When a target page was detected, the extension dynamically interacted with the webpage’s document object model (DOM) to extract sensitive content directly from the browser session.
This included full user prompts, AI-generated responses, and session-related metadata that tied conversations to specific users and browsing contexts.
Because the data was harvested from the rendered page itself, the attackers did not need to intercept network traffic or exploit vulnerabilities in the AI services.
How Stolen Data Is Aggregated and Exfiltrated
Each infected browser instance was assigned a unique identifier, allowing the threat actors to correlate conversations across sessions and build detailed user profiles over time.
In addition to AI chat content, the extensions collected the complete URLs of all open Chrome tabs, providing attackers with visibility into users’ browsing habits, internal applications, and potentially sensitive corporate resources.
The harvested data was temporarily stored locally, then aggregated, Base64-encoded, and transmitted in scheduled batches to attacker-controlled command-and-control (C2) servers approximately every 30 minutes.
This periodic exfiltration pattern reduced the likelihood of detection while enabling steady data collection at scale.
Notably, the attack did not rely on sophisticated exploits, privilege escalation, or zero-day vulnerabilities.
Instead, it exploited excessive extension permissions and misleading consent prompts that claimed to collect only “anonymous, non-identifiable analytics.”
In reality, the extensions exfiltrated complete, identifiable conversation content and browsing data.
This demonstrates how legitimate browser APIs and vague permission language can be abused to enable extensive surveillance under the guise of benign functionality.
Reducing Risk from AI-Powered Browser Extensions
As AI-enabled tools become integral to everyday workflows, browser extensions have emerged as a high-risk yet frequently underestimated attack surface.
Effectively managing this risk requires a layered approach that combines strong technical controls, continuous monitoring, and informed, security-aware users.
- Immediately remove the malicious extensions and review endpoint telemetry to identify affected users, extension IDs, and potential data exposure.
- Treat browser extensions as a managed attack surface by enforcing allowlists, blocking sideloading, and revalidating extensions when permissions or ownership change.
- Use endpoint and browser management tools to enforce corporate browser profiles and prevent unauthorized extension installation.
- Apply data loss prevention (DLP) controls and logging to AI usage to detect and limit the exposure of sensitive data shared with AI platforms.
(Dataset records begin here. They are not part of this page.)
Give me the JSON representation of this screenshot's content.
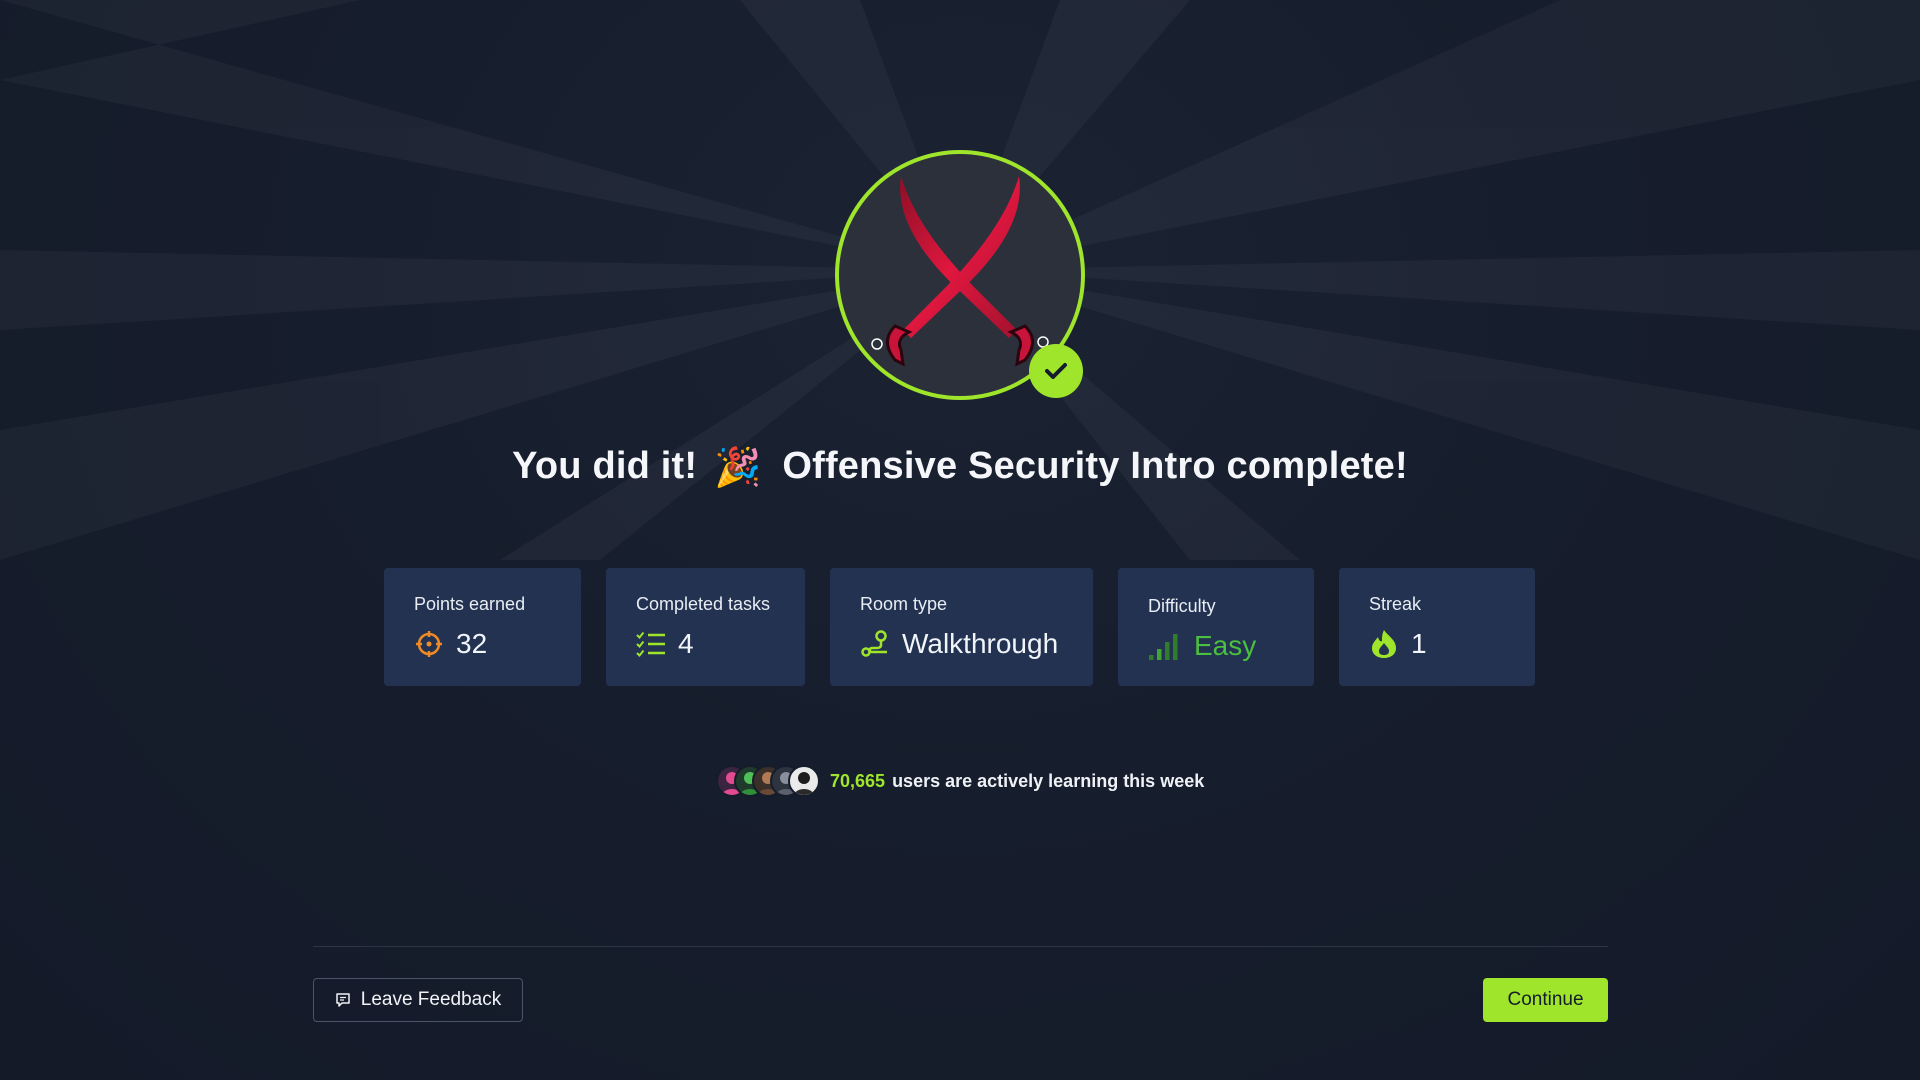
{
  "headline": {
    "prefix": "You did it!",
    "emoji": "🎉",
    "room_completed": "Offensive Security Intro complete!"
  },
  "badge": {
    "icon": "crossed-swords-icon",
    "ring_color": "#9fe52b",
    "status": "completed"
  },
  "stats": [
    {
      "label": "Points earned",
      "value": "32",
      "icon": "crosshair-icon",
      "icon_color": "#f08a24"
    },
    {
      "label": "Completed tasks",
      "value": "4",
      "icon": "checklist-icon",
      "icon_color": "#9fe52b"
    },
    {
      "label": "Room type",
      "value": "Walkthrough",
      "icon": "route-icon",
      "icon_color": "#9fe52b"
    },
    {
      "label": "Difficulty",
      "value": "Easy",
      "icon": "signal-bars-icon",
      "icon_color": "#4bbf3f"
    },
    {
      "label": "Streak",
      "value": "1",
      "icon": "flame-icon",
      "icon_color": "#9fe52b"
    }
  ],
  "learners": {
    "count": "70,665",
    "text": "users are actively learning this week"
  },
  "footer": {
    "feedback_label": "Leave Feedback",
    "continue_label": "Continue"
  },
  "colors": {
    "background": "#151c2b",
    "card": "#223250",
    "accent": "#9fe52b"
  }
}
- Monitor browser and network activity for indicators of extension-based compromise, including abnormal API usage and suspicious outbound connections.
- Train employees on the risks of AI-enabled browser extensions and enforce least-privilege access for AI tools.
- Regularly test incident response plans with extension- and AI-related scenarios to ensure teams can quickly contain breaches and assess data exposure.
Together, these measures help organizations move from reactive cleanup to proactive defense by reducing the risk that browser extensions become a silent gateway for data theft and compromise.
The Rise of Low-Friction, Trust-Based Attacks
Adversaries are increasingly shifting away from exploiting traditional software vulnerabilities and instead targeting trusted software supply chains and widely used, user-facing tools that sit closest to sensitive data.
As AI becomes deeply embedded in everyday workflows, attackers are following the data — abusing convenience, implicit trust, and gaps in visibility to gain access without triggering conventional security controls.
These low-friction techniques allow threat actors to operate quietly at scale, turning routine tools and integrations into effective entry points for data theft and compromise.
As attackers exploit implicit trust instead of technical flaws, organizations are increasingly turning to zero-trust models that continuously verify access to data and systems.